It’s that time of year when all the community association law firms start blogging about the legislative updates to the Florida Statutes that will be enacted July 1, 2014. It’s interesting to read the various blogs because they always include what the writer interprets the meaning of the new statute will be and, if you read more than one blog, you get a more than one interpretation (flag on the play — litigation imminent!).
Here’s one that should be real clear and I credit John and Kim Whitt for standing firm and seeking justice. They proposed to our elected leaders to add two words to Fla. Stat. 720.303(2), which requires meetings to be open to all members. Those two words “and accessible” make a world of difference to people like John who is confined to a wheelchair. Common sense and compassion for other human beings would lead you to think this is not necessary; after all, the Fair Housing Act requires HOAs to provide reasonable accommodations for those who request it in order to attend meetings. Well, no one goes around accusing HOA board members of using common sense with any regularity.
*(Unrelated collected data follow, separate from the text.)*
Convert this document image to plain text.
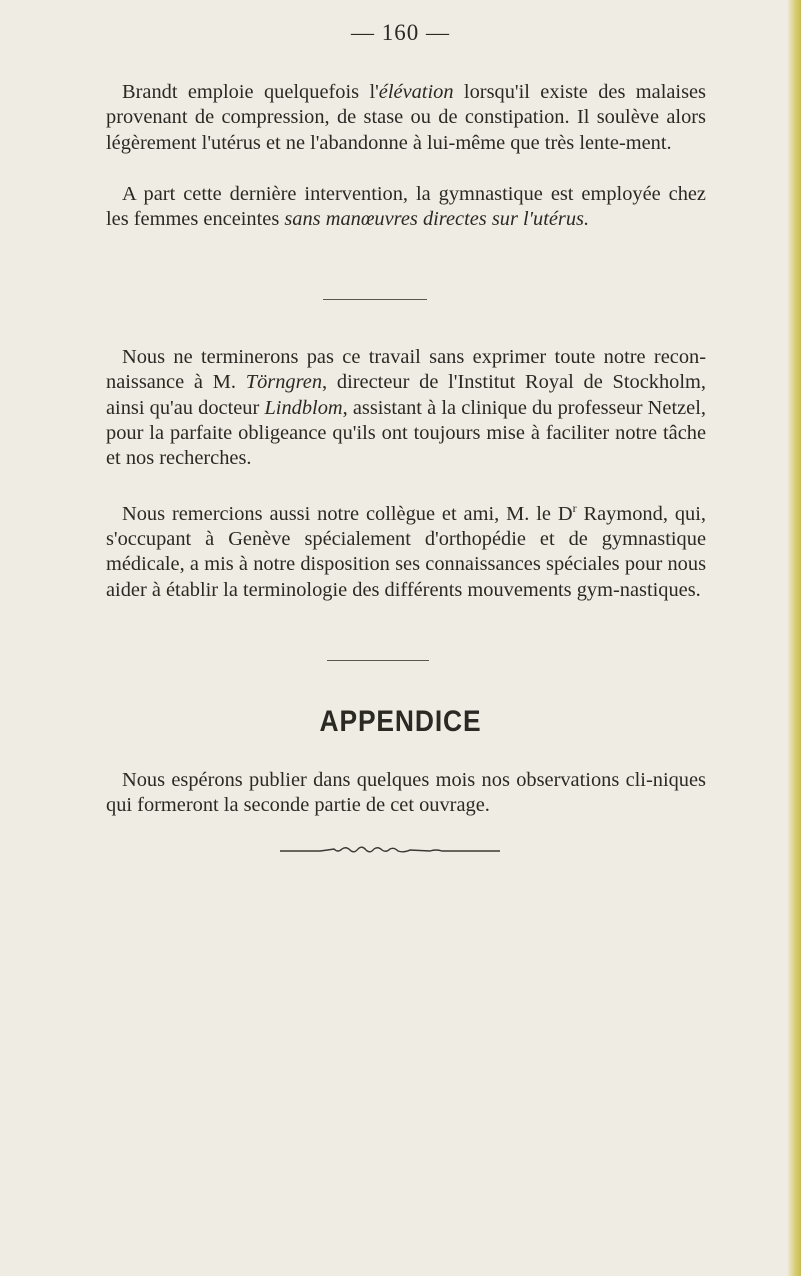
— 160 —

Brandt emploie quelquefois l'élévation lorsqu'il existe des malaises provenant de compression, de stase ou de constipation. Il soulève alors légèrement l'utérus et ne l'abandonne à lui-même que très lente-ment.

A part cette dernière intervention, la gymnastique est employée chez les femmes enceintes sans manœuvres directes sur l'utérus.

Nous ne terminerons pas ce travail sans exprimer toute notre recon-naissance à M. Törngren, directeur de l'Institut Royal de Stockholm, ainsi qu'au docteur Lindblom, assistant à la clinique du professeur Netzel, pour la parfaite obligeance qu'ils ont toujours mise à faciliter notre tâche et nos recherches.

Nous remercions aussi notre collègue et ami, M. le $D^r$ Raymond, qui, s'occupant à Genève spécialement d'orthopédie et de gymnastique médicale, a mis à notre disposition ses connaissances spéciales pour nous aider à établir la terminologie des différents mouvements gym-nastiques.

APPENDICE

Nous espérons publier dans quelques mois nos observations cli-niques qui formeront la seconde partie de cet ouvrage.
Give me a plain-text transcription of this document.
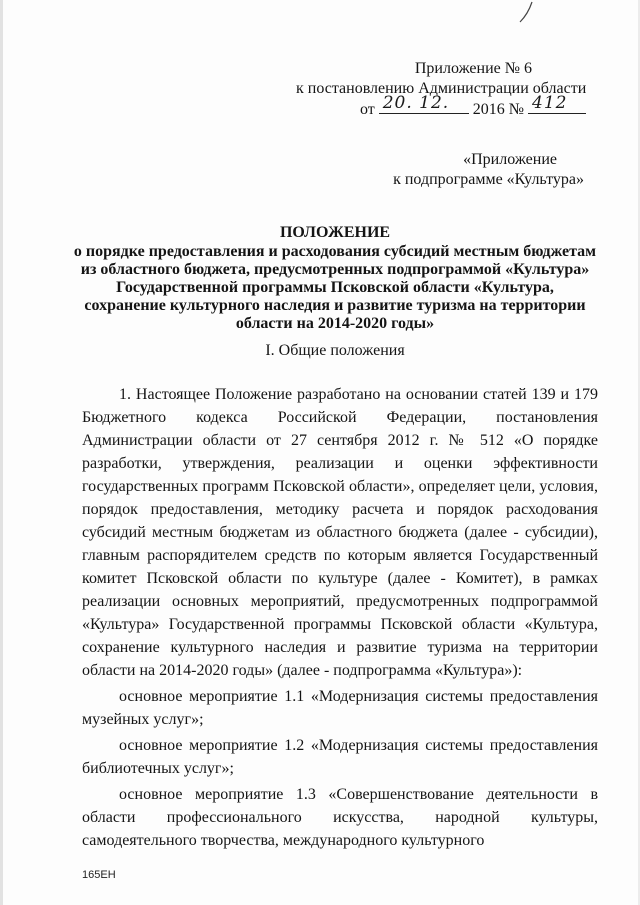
Приложение № 6
к постановлению Администрации области
от 20. 12. 2016 № 412
«Приложение
к подпрограмме «Культура»
ПОЛОЖЕНИЕ
о порядке предоставления и расходования субсидий местным бюджетам
из областного бюджета, предусмотренных подпрограммой «Культура»
Государственной программы Псковской области «Культура,
сохранение культурного наследия и развитие туризма на территории
области на 2014-2020 годы»
I. Общие положения

1. Настоящее Положение разработано на основании статей 139 и 179 Бюджетного кодекса Российской Федерации, постановления Администрации области от 27 сентября 2012 г. № 512 «О порядке разработки, утверждения, реализации и оценки эффективности государственных программ Псковской области», определяет цели, условия, порядок предоставления, методику расчета и порядок расходования субсидий местным бюджетам из областного бюджета (далее - субсидии), главным распорядителем средств по которым является Государственный комитет Псковской области по культуре (далее - Комитет), в рамках реализации основных мероприятий, предусмотренных подпрограммой «Культура» Государственной программы Псковской области «Культура, сохранение культурного наследия и развитие туризма на территории области на 2014-2020 годы» (далее - подпрограмма «Культура»):

основное мероприятие 1.1 «Модернизация системы предоставления музейных услуг»;

основное мероприятие 1.2 «Модернизация системы предоставления библиотечных услуг»;

основное мероприятие 1.3 «Совершенствование деятельности в области профессионального искусства, народной культуры, самодеятельного творчества, международного культурного

165ЕН
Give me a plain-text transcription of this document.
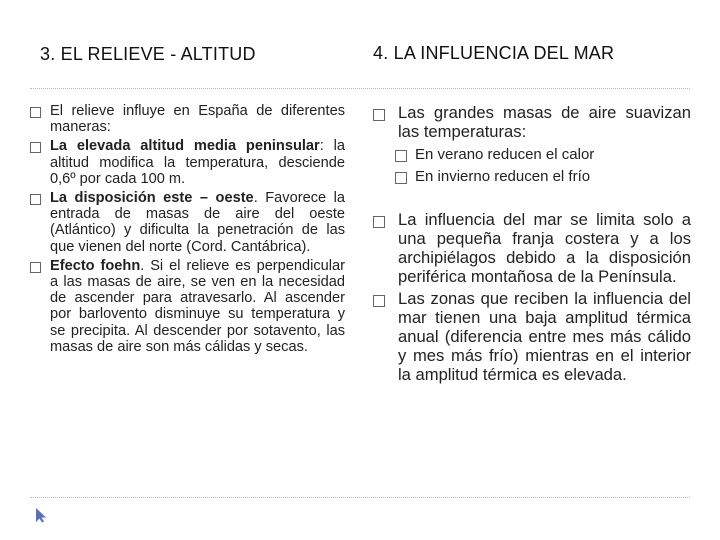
3. EL RELIEVE - ALTITUD	4. LA INFLUENCIA DEL MAR
El relieve influye en España de diferentes maneras:
La elevada altitud media peninsular: la altitud modifica la temperatura, desciende 0,6º por cada 100 m.
La disposición este – oeste. Favorece la entrada de masas de aire del oeste (Atlántico) y dificulta la penetración de las que vienen del norte (Cord. Cantábrica).
Efecto foehn. Si el relieve es perpendicular a las masas de aire, se ven en la necesidad de ascender para atravesarlo. Al ascender por barlovento disminuye su temperatura y se precipita. Al descender por sotavento, las masas de aire son más cálidas y secas.
Las grandes masas de aire suavizan las temperaturas:
En verano reducen el calor
En invierno reducen el frío
La influencia del mar se limita solo a una pequeña franja costera y a los archipiélagos debido a la disposición periférica montañosa de la Península.
Las zonas que reciben la influencia del mar tienen una baja amplitud térmica anual (diferencia entre mes más cálido y mes más frío) mientras en el interior la amplitud térmica es elevada.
In fact, all I hear all day is about conduct that is not only senseless, but unreasonable, offensive, insensitive and ruthless. But I digress. While those two words didn’t make it into the statute, a version of it did: “A meeting of the board must be held at a location that is accessible to a physically handicapped person if requested by a physically handicapped person who has a right to attend the meeting.”
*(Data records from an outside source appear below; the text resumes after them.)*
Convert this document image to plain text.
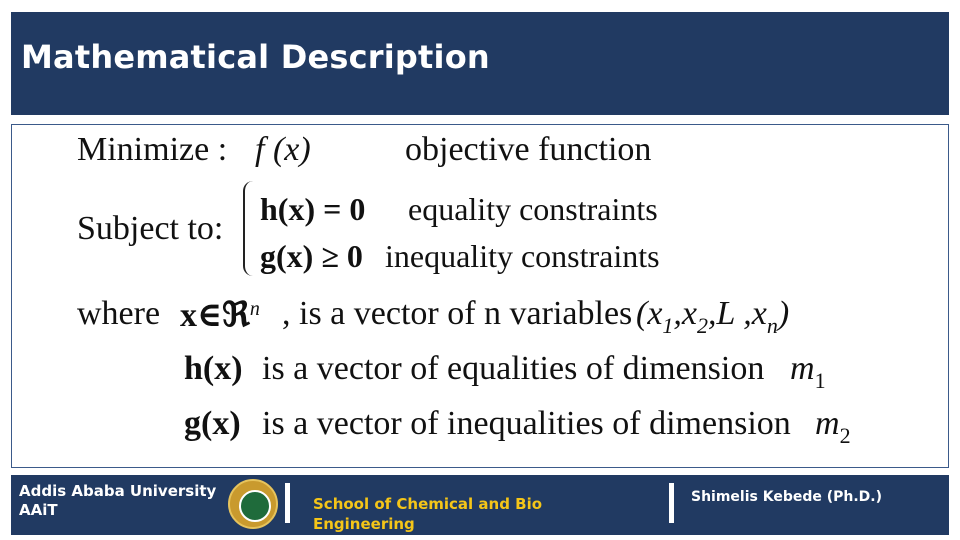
Mathematical Description
Minimize : f (x)	objective function
Subject to:
h(x) = 0 equality constraints
g(x) ≥ 0 inequality constraints
where x∈ℜ$^n$ , is a vector of n variables ($x_1,x_2,L$ $,x_n$)
h(x) is a vector of equalities of dimension $m_1$
g(x) is a vector of inequalities of dimension $m_2$
Addis Ababa University
AAiT	School of Chemical and Bio Engineering
Shimelis Kebede (Ph.D.)
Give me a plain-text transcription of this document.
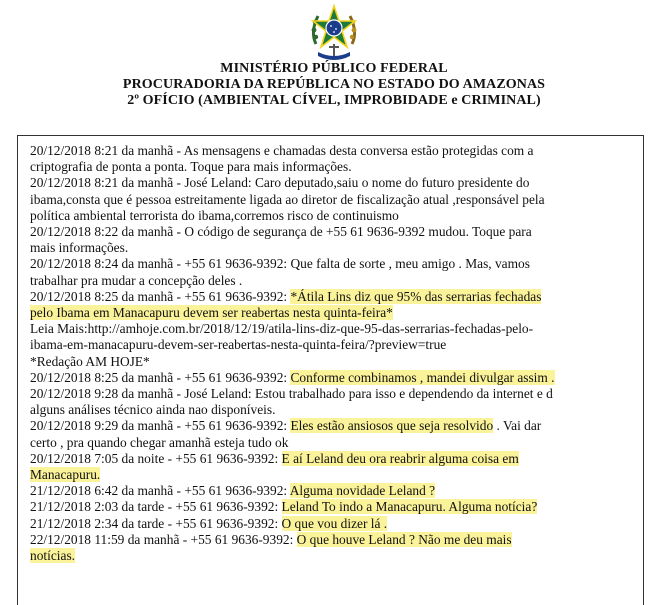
MINISTÉRIO PÚBLICO FEDERAL
PROCURADORIA DA REPÚBLICA NO ESTADO DO AMAZONAS
2º OFÍCIO (AMBIENTAL CÍVEL, IMPROBIDADE e CRIMINAL)
20/12/2018 8:21 da manhã - As mensagens e chamadas desta conversa estão protegidas com a
criptografia de ponta a ponta. Toque para mais informações.
20/12/2018 8:21 da manhã - José Leland: Caro deputado,saiu o nome do futuro presidente do
ibama,consta que é pessoa estreitamente ligada ao diretor de fiscalização atual ,responsável pela
política ambiental terrorista do ibama,corremos risco de continuismo
20/12/2018 8:22 da manhã - O código de segurança de +55 61 9636-9392 mudou. Toque para
mais informações.
20/12/2018 8:24 da manhã - +55 61 9636-9392: Que falta de sorte , meu amigo . Mas, vamos
trabalhar pra mudar a concepção deles .
20/12/2018 8:25 da manhã - +55 61 9636-9392: *Átila Lins diz que 95% das serrarias fechadas
pelo Ibama em Manacapuru devem ser reabertas nesta quinta-feira*
Leia Mais:http://amhoje.com.br/2018/12/19/atila-lins-diz-que-95-das-serrarias-fechadas-pelo-
ibama-em-manacapuru-devem-ser-reabertas-nesta-quinta-feira/?preview=true
*Redação AM HOJE*
20/12/2018 8:25 da manhã - +55 61 9636-9392: Conforme combinamos , mandei divulgar assim .
20/12/2018 9:28 da manhã - José Leland: Estou trabalhado para isso e dependendo da internet e d
alguns análises técnico ainda nao disponíveis.
20/12/2018 9:29 da manhã - +55 61 9636-9392: Eles estão ansiosos que seja resolvido . Vai dar
certo , pra quando chegar amanhã esteja tudo ok
20/12/2018 7:05 da noite - +55 61 9636-9392: E aí Leland deu ora reabrir alguma coisa em
Manacapuru.
21/12/2018 6:42 da manhã - +55 61 9636-9392: Alguma novidade Leland ?
21/12/2018 2:03 da tarde - +55 61 9636-9392: Leland To indo a Manacapuru. Alguma notícia?
21/12/2018 2:34 da tarde - +55 61 9636-9392: O que vou dizer lá .
22/12/2018 11:59 da manhã - +55 61 9636-9392: O que houve Leland ? Não me deu mais
notícias.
This was no simple task and I congratulate the Whitts and our political leaders for accomplishing this. At this point I bet you’re wondering what led to this. I am here to tell their story — the real story. Not some version with a spin on it to make the people think it was an innocent mistake.
John and Kim Whitt are wonderful people. They are nice people. They are not troublemakers. When they bought their home in 2009 in a beautiful, rural community in Pasco County life for them changed. The community is comprised of 45 or so well-kept spacious homes on spacious lots, many of which are adjacent to wetlands. Everyone’s dream home, right? The Whitts were eager to be involved in the community and to get to know their neighbors. One obstacle faced them. The HOA held it’s meetings, as it did for a number of years, in a vacant lot with a cattle grate, livestock fence and extremely soft soil. The meetings are held in a far back corner under trees with roots that made it impossible and still make it impossible for John to attend the meetings. John asked the board if the meetings, not all, but at least some, could be held somewhere so he could attend and even offered his house. He was refused. A former board member, who is a contractor, offered to install a concrete pad a no charge to accommodate John’s request. The board voted against this. Of course in their version they offered to install the concrete pad and John refused, but that’s just the usual HOA spin on facts to try and get people to believe they meant well. John even offered the HOA to remove him from membership and the deed restrictions so the HOA would not have to comply. It’s not like he was going to start a pig farm at his beautiful home. Pig farms are prohibited by zoning ordinances in this area, but more on that later. The HOA spins the tale the Whitts never wanted to be part of the community and when their request to be excused was denied they resorted to pushing the access to meetings as the issue.
Here we are five years later. The Whitts sued the HOA, but lost. I won’t rant about that until I’m ready to relinquish my license to practice law. The former board member/contractor and two other couples who own homes in the community sued the HOA because the deed restrictions had expired while the Whitts were litigating and were not properly amended to extend them. They won on summary judgment. No HOA. The HOA is appealing, but going through the revitalization process as the same time. They are promoting revitalization by claiming if the deed restrictions are not revitalized they will be a community with pig farms. I don’t think any of the owners have a pot-bellied pig, much less a pig farm, which is illegal in this particular area anyway. On top of that, the HOA has held the Whitts out in ill will to the neighbors every chance they get, blaming them for the high legal fees they incurred with a huge unpaid balance. No one really knows what that balance is because not only will they not show the owners the amount due and the balance changes frequently. If they think the HOA won, how come they owe so much money in legal fees?
The Whitts may have lost the case, but evidently a lot of people, including members of the Florida Legislature and some decent people in their community, thought they shouldn’t. They were successful in getting the statute amended despite the HOA attorney saying they wanted to create the “Homeowners Association with Disabilities Act.” They have suffered for it. Homeowners in their community who do not even know them despise them based on the tale the HOA spins about this — a HOA that has been ruled to not have deed restrictions.
And just for giggles — the HOA now claims it is still a mandatory association without deed restrictions because the Articles of Incorporation and the Bylaws are still valid.